今日では、シナモンロールは世界中で愛されるお菓子となり、アイシングやナッツ、フルーツなど、さまざまなアレンジが加えられるようになっています。また、パン屋やカフェなどで手軽に購入できるようになり、家庭でも簡単に作れるキットやレシピも流通しています。
「シナボン」の爆発的な成功
さきほどお話に挙げた「シナボン」についてもう少し深掘りしてみましょう。アメリカのシナモンロールチェーン「シナボン(Cinnabon)」は、1975年に創業されました。面白いことに、シナボンの設立者であるリチャード・カーメン(Richard C. Karmann)は、当初シナモンロールを小さなレストランで提供しようと思っていたのですが、予想以上に人気が出たため、瞬く間にアメリカ全土に広がりました。シナボンの成功の一因は、シナモンロールを大きくて甘く、さらにアイシングたっぷりにしたことです。これが「シナモンロール」という食べ物のアメリカらしい新しいスタイルとして大きな注目を集めました。特に、アメリカのショッピングモール内で見かけることが多く、モールでショッピングを楽しんでいる人々にとっては、シナモンロールが手軽に楽しめるおやつとして人気を博しています。
シナモンロールと映画
シナモンロールは映画やテレビ番組でも登場することがあります。例えば、アメリカの映画「メリーに首ったけ(There’s Something About Mary)」では、登場人物がシナモンロールを食べるシーンがあり、シナモンロールの甘い香りが人々を引き寄せる要素として描かれています。このように、シナモンロールは、甘い美味しさだけでなく、物語の中でもユニークな役割を果たしています。
巨大シナモンロールのギネス記録
シナモンロールはその大きさでも注目されたことがあります。例えば、2017年にはアメリカのアーカンソー州で、直径4.2メートルの世界最大のシナモンロールが作られ、ギネス世界記録に認定されました。このシナモンロールは、通常のシナモンロールとは比較にならないほど巨大で、数百人が一度に食べることができる規模でした。このような巨大シナモンロールが作られる背景には、地元のイベントやコミュニティ活動としての意味もあり、地元の人々が集まって一緒に楽しむ機会として特別な意味を持ちました。
「シナモンロール」のレシピ
ここでは、シナモンロールの簡単なレシピをご紹介します。こちらは、ホームベーカリーや手でこねる方法でも作れるシンプルで美味しいシナモンロールのレシピですので、是非試してみて下さい。
【材料(8〜10個分)】
生地:
- 強力粉 250g
- 砂糖 30g
- ドライイースト 5g
- 塩 ひとつまみ
- 牛乳 150ml(ぬるま湯でも可)
- 卵 1個
- バター(無塩) 50g(溶かしておく)
シナモンフィリング:
- シナモン 大さじ1
- 砂糖 50g
- バター(無塩) 30g(室温で柔らかくしておく)
アイシング(お好みで):
- 粉糖 50g
- 牛乳 小さじ2〜3
- バニラエッセンス 数滴(お好みで)
【作り方】
1. 生地を作る
- ボウルに強力粉、砂糖、ドライイースト、塩を入れて混ぜます。
- 別のボウルで牛乳、卵、溶かしたバターを混ぜ合わせます。
- 液体の材料を粉類に加え、全体がなじむように混ぜます。
- 生地がまとまったら、台の上に移し、10〜15分間しっかりこねてなめらかな生地にします。

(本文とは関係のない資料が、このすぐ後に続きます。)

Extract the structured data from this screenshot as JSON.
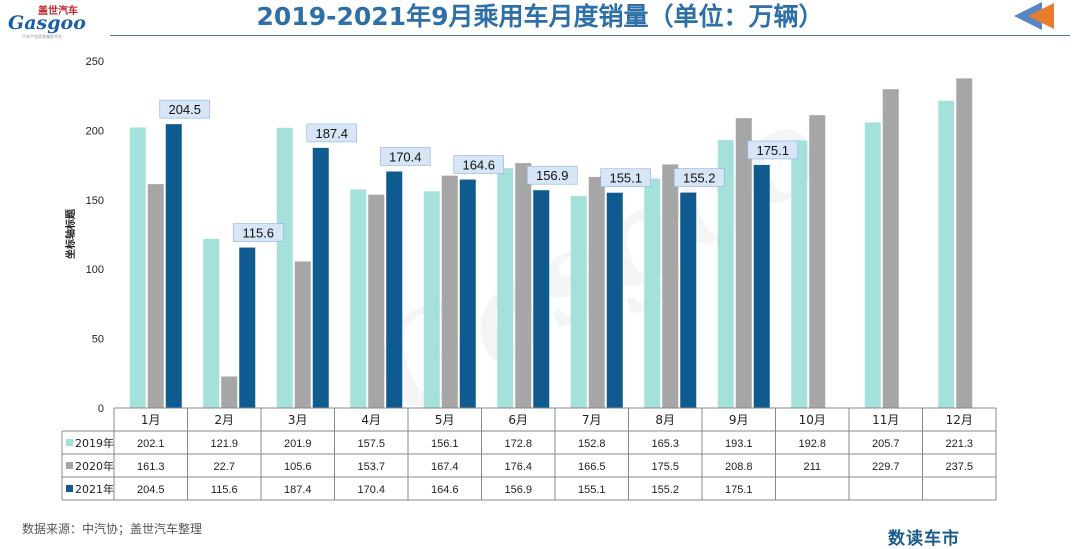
{
  "header": {
    "title": "2019-2021年9月乘用车月度销量（单位：万辆）",
    "logo_text": "Gasgoo",
    "logo_cn": "盖世汽车",
    "logo_sub": "汽车产业信息服务平台"
  },
  "footer": {
    "source": "数据来源：中汽协；盖世汽车整理",
    "brand": "数读车市"
  },
  "watermark": "Gasgoo",
  "colors": {
    "s2019": "#a3e1da",
    "s2020": "#a6a6a6",
    "s2021": "#0f5a8e",
    "title": "#2e6fa7",
    "label_box": "#d7e6f6",
    "arrow_orange": "#e87b2d",
    "arrow_blue": "#5b86c5"
  },
  "icons": {
    "nav": "back-arrow-icon"
  },
  "chart_data": {
    "type": "bar",
    "ylabel": "坐标轴标题",
    "ylim": [
      0,
      250
    ],
    "yticks": [
      0,
      50,
      100,
      150,
      200,
      250
    ],
    "categories": [
      "1月",
      "2月",
      "3月",
      "4月",
      "5月",
      "6月",
      "7月",
      "8月",
      "9月",
      "10月",
      "11月",
      "12月"
    ],
    "series": [
      {
        "name": "2019年",
        "values": [
          "202.1",
          "121.9",
          "201.9",
          "157.5",
          "156.1",
          "172.8",
          "152.8",
          "165.3",
          "193.1",
          "192.8",
          "205.7",
          "221.3"
        ]
      },
      {
        "name": "2020年",
        "values": [
          "161.3",
          "22.7",
          "105.6",
          "153.7",
          "167.4",
          "176.4",
          "166.5",
          "175.5",
          "208.8",
          "211",
          "229.7",
          "237.5"
        ]
      },
      {
        "name": "2021年",
        "values": [
          "204.5",
          "115.6",
          "187.4",
          "170.4",
          "164.6",
          "156.9",
          "155.1",
          "155.2",
          "175.1",
          "",
          "",
          ""
        ]
      }
    ],
    "data_labels_series": 2,
    "grid": false,
    "legend": "data-table"
  }
}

- ボウルに戻し、ラップをして温かい場所で約1時間発酵させます。生地が2倍の大きさになるまで発酵させましょう。
2. シナモンフィリングを作る
- シナモンと砂糖を混ぜ合わせておきます。
- バターを室温で柔らかくしておきます。
3. 生地を成形する
- 発酵が終わった生地を台の上に取り出し、麺棒で長方形に伸ばします(約30×20cm)。

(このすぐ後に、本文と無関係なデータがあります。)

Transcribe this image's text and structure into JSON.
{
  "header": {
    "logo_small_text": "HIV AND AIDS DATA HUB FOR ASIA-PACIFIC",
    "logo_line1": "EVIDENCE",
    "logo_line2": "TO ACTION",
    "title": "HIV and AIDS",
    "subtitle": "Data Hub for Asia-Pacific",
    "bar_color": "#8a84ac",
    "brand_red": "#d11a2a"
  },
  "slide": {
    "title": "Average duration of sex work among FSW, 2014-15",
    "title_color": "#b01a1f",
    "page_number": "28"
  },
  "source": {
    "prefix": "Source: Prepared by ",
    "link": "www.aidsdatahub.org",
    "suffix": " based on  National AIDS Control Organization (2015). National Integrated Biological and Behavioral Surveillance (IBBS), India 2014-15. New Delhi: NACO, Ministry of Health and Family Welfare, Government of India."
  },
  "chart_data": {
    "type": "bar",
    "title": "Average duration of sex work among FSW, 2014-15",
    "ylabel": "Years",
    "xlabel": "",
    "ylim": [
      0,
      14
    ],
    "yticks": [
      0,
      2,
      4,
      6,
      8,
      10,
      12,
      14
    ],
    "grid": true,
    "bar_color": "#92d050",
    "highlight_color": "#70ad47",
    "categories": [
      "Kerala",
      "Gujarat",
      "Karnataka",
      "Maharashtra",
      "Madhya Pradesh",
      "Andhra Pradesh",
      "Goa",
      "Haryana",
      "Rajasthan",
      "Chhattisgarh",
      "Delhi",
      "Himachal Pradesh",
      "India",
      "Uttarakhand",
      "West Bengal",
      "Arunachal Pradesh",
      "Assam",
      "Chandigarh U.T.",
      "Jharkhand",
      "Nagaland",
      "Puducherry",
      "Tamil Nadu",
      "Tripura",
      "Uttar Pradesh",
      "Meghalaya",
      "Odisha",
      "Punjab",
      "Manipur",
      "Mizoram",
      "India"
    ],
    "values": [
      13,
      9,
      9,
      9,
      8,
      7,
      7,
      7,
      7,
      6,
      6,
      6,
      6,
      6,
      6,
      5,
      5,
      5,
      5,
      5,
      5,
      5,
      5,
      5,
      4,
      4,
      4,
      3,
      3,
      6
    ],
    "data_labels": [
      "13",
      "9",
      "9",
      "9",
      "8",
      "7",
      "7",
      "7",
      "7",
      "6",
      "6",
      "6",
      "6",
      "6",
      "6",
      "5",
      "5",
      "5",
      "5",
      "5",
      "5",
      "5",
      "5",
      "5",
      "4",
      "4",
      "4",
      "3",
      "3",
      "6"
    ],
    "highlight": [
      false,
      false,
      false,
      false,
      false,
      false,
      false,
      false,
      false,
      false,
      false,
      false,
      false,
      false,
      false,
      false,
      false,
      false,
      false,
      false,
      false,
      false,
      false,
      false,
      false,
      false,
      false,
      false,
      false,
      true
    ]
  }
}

- 伸ばした生地に柔らかくしたバターを塗り、シナモンと砂糖のフィリングを均等に振りかけます。
- 生地を手前から巻いていき、巻き終わりを軽く押さえて閉じます。
- 巻き終わった生地を8〜10等分に切り分けます。
4. 焼く
- 予熱したオーブン(180℃)で、シナモンロールを約15〜20分焼きます。表面がきつね色になったらOKです。
5. アイシングを作る(お好みで)
- 粉糖と牛乳を混ぜて、滑らかなアイシングを作ります。必要に応じてバニラエッセンスを加えても良いです。
- 焼き上がったシナモンロールにアイシングをかけて、出来上がりです。
- お好みで砕いたナッツをかけてもOKです。
「シナモンロール」は気軽に食べられるエナジーチャージスイーツ
アメリカでは、「シナモンロール」は日常的によく目にするソウルフードです。モールでショッピングに疲れた際に、そのスパイシーかつ甘い香りを嗅ぐと一気に食欲を高めてくれます。ヨーロッパとアメリカでは甘さやサイズ感も異なるものの、シナモン好きにはたまらない一品です。ぜひ、旅行の際に体を甘さで癒したい際はシナモンロールを食べてエナジーチャージしてみて下さい。